For what purpose was the dataset created?

The 3 datasets we presented in this paper were created for representation learning research. PUG: Animals is a strong dataset for OOD research as well as being able to better probe the representation of vision models. PUG: ImageNet was designed as an additional benchmark for ImageNet pretrained model to offer a better comprehension of vision models capabilities in term of robustness to specific factor of variations. Lastly, PUG: SPAR showcase how synthetic data can be used to evaluate VLMs understansing.

Who created the dataset and on behalf of which entity? Who funded the creation of the dataset?

These datasets were created by the FAIR team at Meta AI. It was entirely funded by Meta.

What do the instances that comprise the dataset represent?

The instances represent images of animals in various environment for PUG: Animals. In contrast PUG: ImageNet contains 151 object classes (the full list is available in the research paper appendix). PUG: SPAR uses the sames objects as PUG: Animal.

How many instances are there in total?

PUG: Animals: 215 040 images.

PUG: ImageNet: 88,328 images.

PUG: SPAR: 43,560 images.

Does the dataset contain all possible instances or is it a sample (not necessarily random) of instances from a larger set?

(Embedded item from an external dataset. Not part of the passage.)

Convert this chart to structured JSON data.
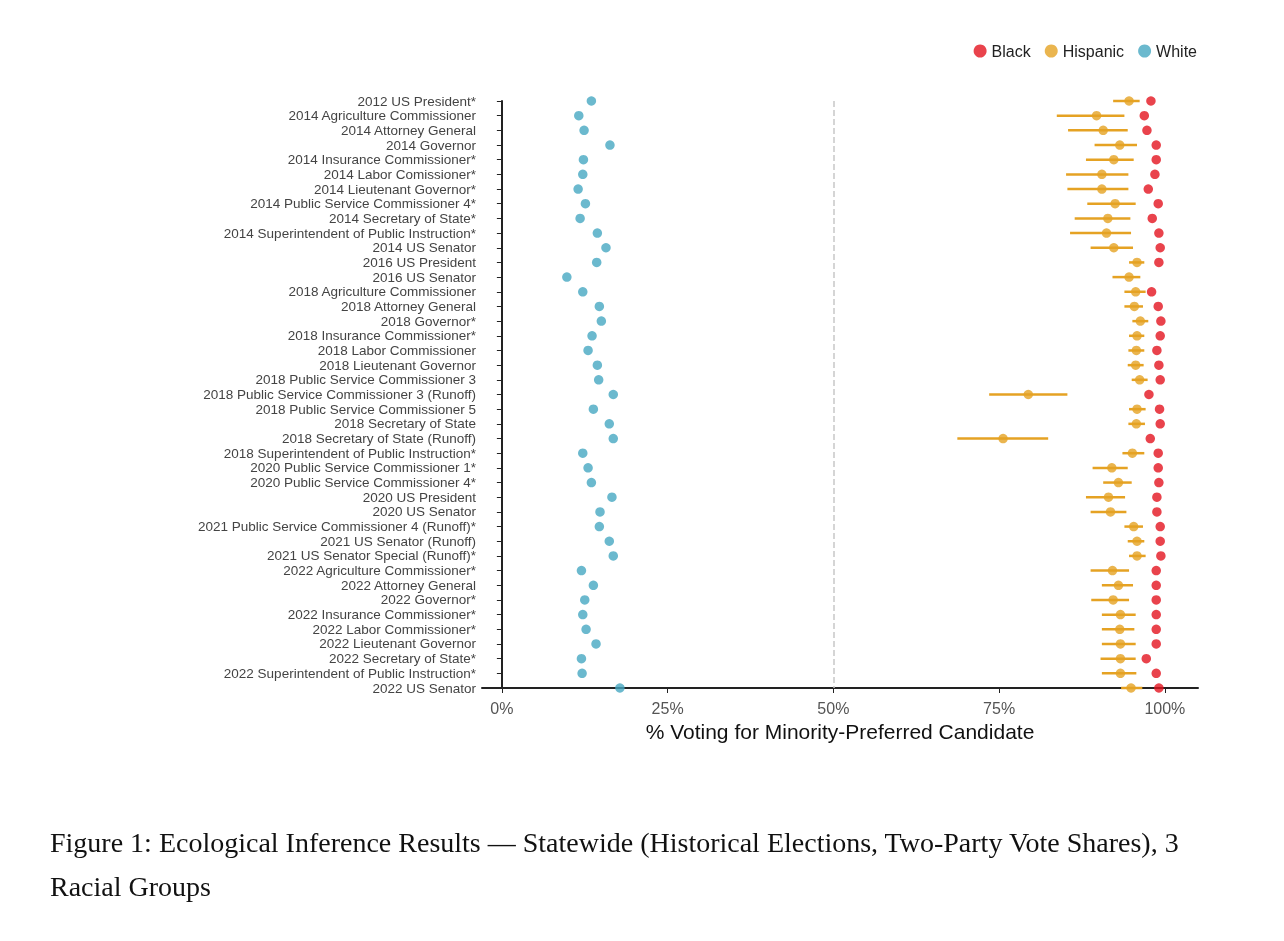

PUG: Animals contains all possible combination of factors of variations. In contrast, PUG: ImageNet was sampled by changing only 1 factor at a time and is therefore a random sample of the distribution. Images in PUG: SPAR were sampled using all possible combination of factors of variations (with the exception that for the attributes the blue or grass animal is always on the left).

What data does each instance consist of ?

For PUG: Animals and PUG: ImageNet, we release images. For PUG: SPAR, we release the script to generate the captions from the factors of variations.

Is there a label or target associated with each instance?

Yes, a csv file. Each instance have a row in this csv files with all the factors of variation used to generate this image. For PUG: Animals, the csv files contains the following columns: filename, world_name, character_name, character_scale, camera_yaw, character_texture while for PUG: ImageNet, it contains: filename, world_name, character_name, character_label, character_rotation_yaw, character_rotation_roll, character_rotation_pitch, character_scale, camera_roll, camera_pitch, camera_yaw, character_texture, scene_light.
For PUG: SPAR, the csv contains: filename, world_name, character_name, character2_name, character1_pos, character2_pos, character_texture, character2_texture

There is no specific split concerning PUG: Animals because this dataset should be used for OOD research. We primarily let the researchers choose their own held out or training/validation/testing split to train their models. In contrast, PUG:ImageNet and PUG:SPAR should only be used as an additional test set.

Are there any errors, sources of noise, or redundancies in the dataset?

PUG: Animals and PUG:SPAR are very clean and each animal is easily identifiable. In contrast, PUG:ImageNet leverage assets from Sketchfab and the asset quality vary significantly.

The dataset is self-contained however the assets that were used to build the dataset belongs to external sources which are listed on the github.

Does the dataset contain data that, if viewed directly, might be offensive, insulting, threatening, or might otherwise cause anxiety?


How was the data associated with each instance acquired?

The data (3D assets) were purchased through the Unreal Engine Marketplace and Sketchfab. Assets were then incorporated into the Unreal Engine and generate realistic 3D scenes and corresponding images. The 3D assets were manually selected to ensure high quality. For a complete list of assets used, see here.

What mechanisms or procedures were used to collect the data?

Assets were manually collected.

If the dataset is a sample from a larger set, what was the sampling strategy?

For PUG: Animals and PUG: SPAR all combinations are included. For PUG: ImageNet, a random sample of possible combinations is provided.

Who was involved in the data collection process and how were they compensated?

Only the authors of this work were involved.

Over what timeframe was the data collected?

The data were collected between June 2022 and June 2023.

Does these datasets were made using 3D assets that were marked with a NoAI tag ?

No, we carefuly excluded any of the assets which had a NoAI tag on them at the time of the data collection. The purpose of these datasets is to probe the robustness to visions models and they should not be used for any generative AI purposes as mentioned in the dataset respective licenses.

How can I make a PUG dataset ?

Please take a look at our tutorial which explains how to use Unreal Engine to create interactive environments.

Where can I find more information about the datasets ?

Please take a look at the research paper which contains the complete datasheet in the appendix.